About Maria Johansson Project
About the research in Maria Johanssons Project at the Department of Microbiology, Tumor and Cell Biology.
Our work aims at developing and using mouse models where antileukemic reactivity can be improved by employing natural killer (NK) cells. NK cells are lymphocytes in the innate immune system and their activity is regulated by activating and inhibitory receptors. We study well characterized inhibitory receptors for self MHC class I on NK cells. By blocking these receptors, one can induce NK cell rejection of leukemia cells in mice. We found that this anti-tumor reactivity can be potentiated by exogenous IL-2.

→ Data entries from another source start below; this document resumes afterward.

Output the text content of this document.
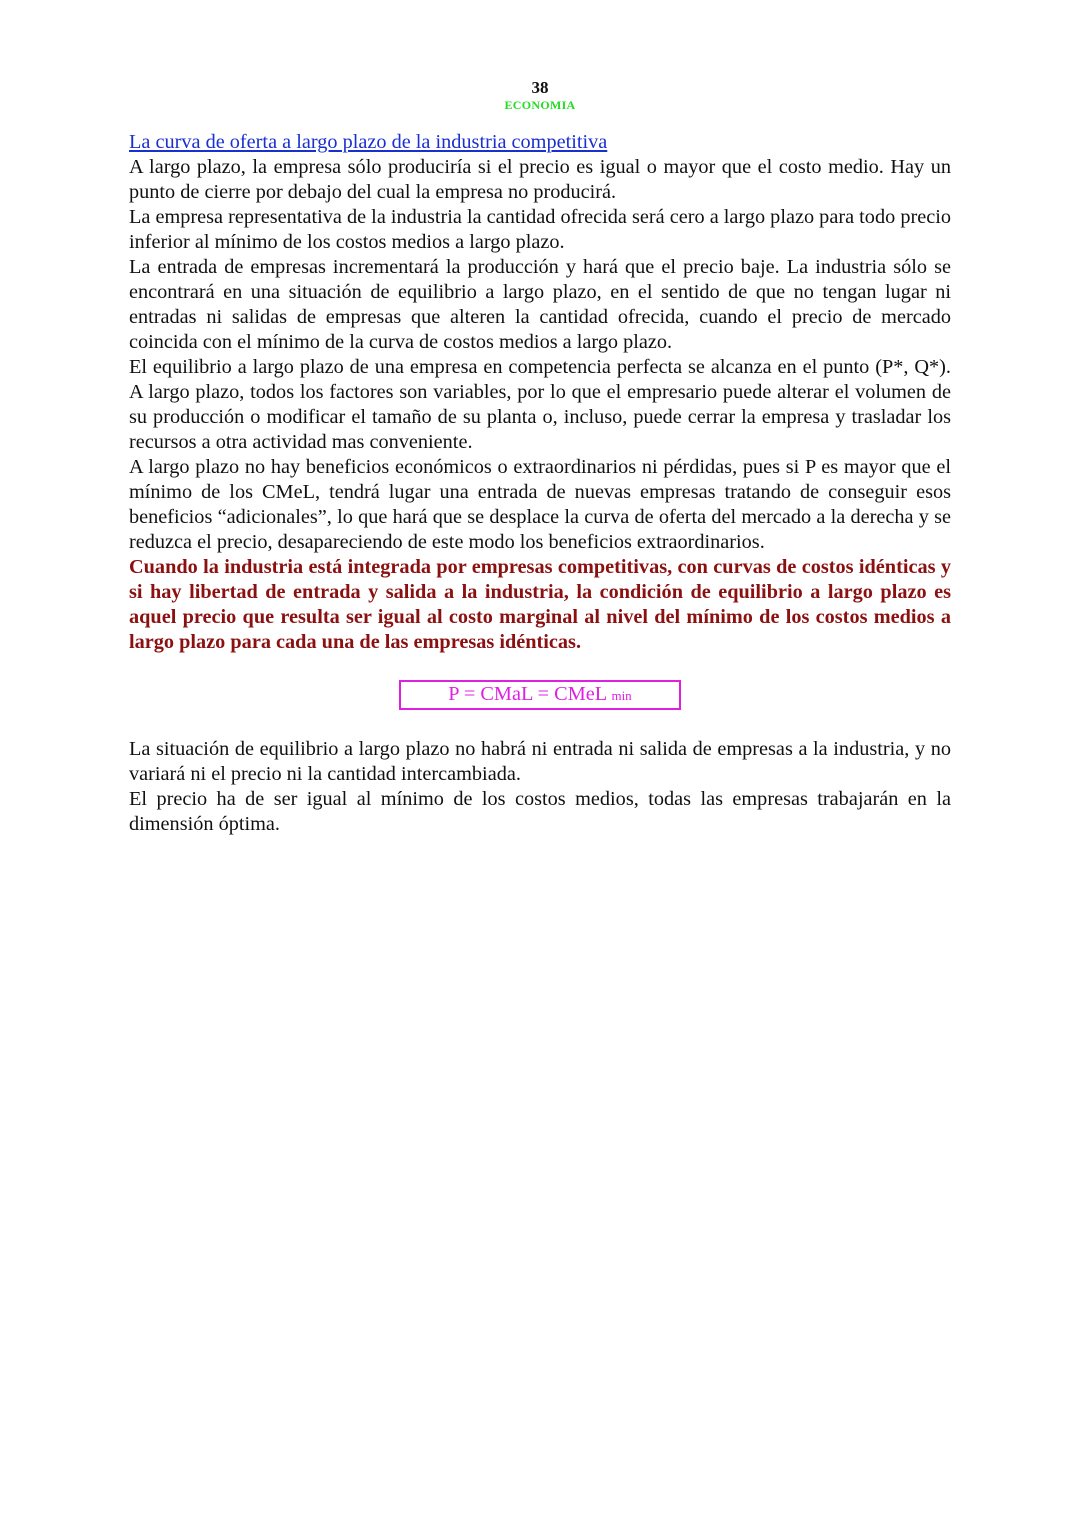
38
ECONOMIA
La curva de oferta a largo plazo de la industria competitiva

A largo plazo, la empresa sólo produciría si el precio es igual o mayor que el costo medio. Hay un punto de cierre por debajo del cual la empresa no producirá.

La empresa representativa de la industria la cantidad ofrecida será cero a largo plazo para todo precio inferior al mínimo de los costos medios a largo plazo.

La entrada de empresas incrementará la producción y hará que el precio baje. La industria sólo se encontrará en una situación de equilibrio a largo plazo, en el sentido de que no tengan lugar ni entradas ni salidas de empresas que alteren la cantidad ofrecida, cuando el precio de mercado coincida con el mínimo de la curva de costos medios a largo plazo.

El equilibrio a largo plazo de una empresa en competencia perfecta se alcanza en el punto (P*, Q*). A largo plazo, todos los factores son variables, por lo que el empresario puede alterar el volumen de su producción o modificar el tamaño de su planta o, incluso, puede cerrar la empresa y trasladar los recursos a otra actividad mas conveniente.

A largo plazo no hay beneficios económicos o extraordinarios ni pérdidas, pues si P es mayor que el mínimo de los CMeL, tendrá lugar una entrada de nuevas empresas tratando de conseguir esos beneficios “adicionales”, lo que hará que se desplace la curva de oferta del mercado a la derecha y se reduzca el precio, desapareciendo de este modo los beneficios extraordinarios.

Cuando la industria está integrada por empresas competitivas, con curvas de costos idénticas y si hay libertad de entrada y salida a la industria, la condición de equilibrio a largo plazo es aquel precio que resulta ser igual al costo marginal al nivel del mínimo de los costos medios a largo plazo para cada una de las empresas idénticas.

P = CMaL = CMeL min

La situación de equilibrio a largo plazo no habrá ni entrada ni salida de empresas a la industria, y no variará ni el precio ni la cantidad intercambiada.

El precio ha de ser igual al mínimo de los costos medios, todas las empresas trabajarán en la dimensión óptima.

In addition, we investigated the risk of breaking NK cell tolerance to normal cells by such treatment, and found no signs of autoreactivity (Vahlne G. et al submitted for publication). The presence of NK cell activating ligands on normal hematopoietic cells suggest that also such cells should be killed during inhibitory receptor blockade. We are now further investigating the basis for the robust self-tolerance during treatment. We are also developing mouse models for utilization of NK cells in hematopoietic stem cell (HSC) transplantation. In closely related projects we are investigating if blockade of inhibitory NK cell receptors could induce beneficial reactivity against virus infected cells by mouse as well as by human NK cells
Sensitive and accurate assays are a cornerstone of experimental research. We are developing single cell assays for cellular effector functions. We have adapted to the mouse NK cell system, a method for measuring exocytosis of secretory lysosomes (degranulation) utilizing cell surface detection of the marker CD107a (Vahlne G. et al, 2008). By the use of multicolor flow cytometry, this analysis can be combined with analysis of other functions such as cytokine production as well as with phenotypic analysis.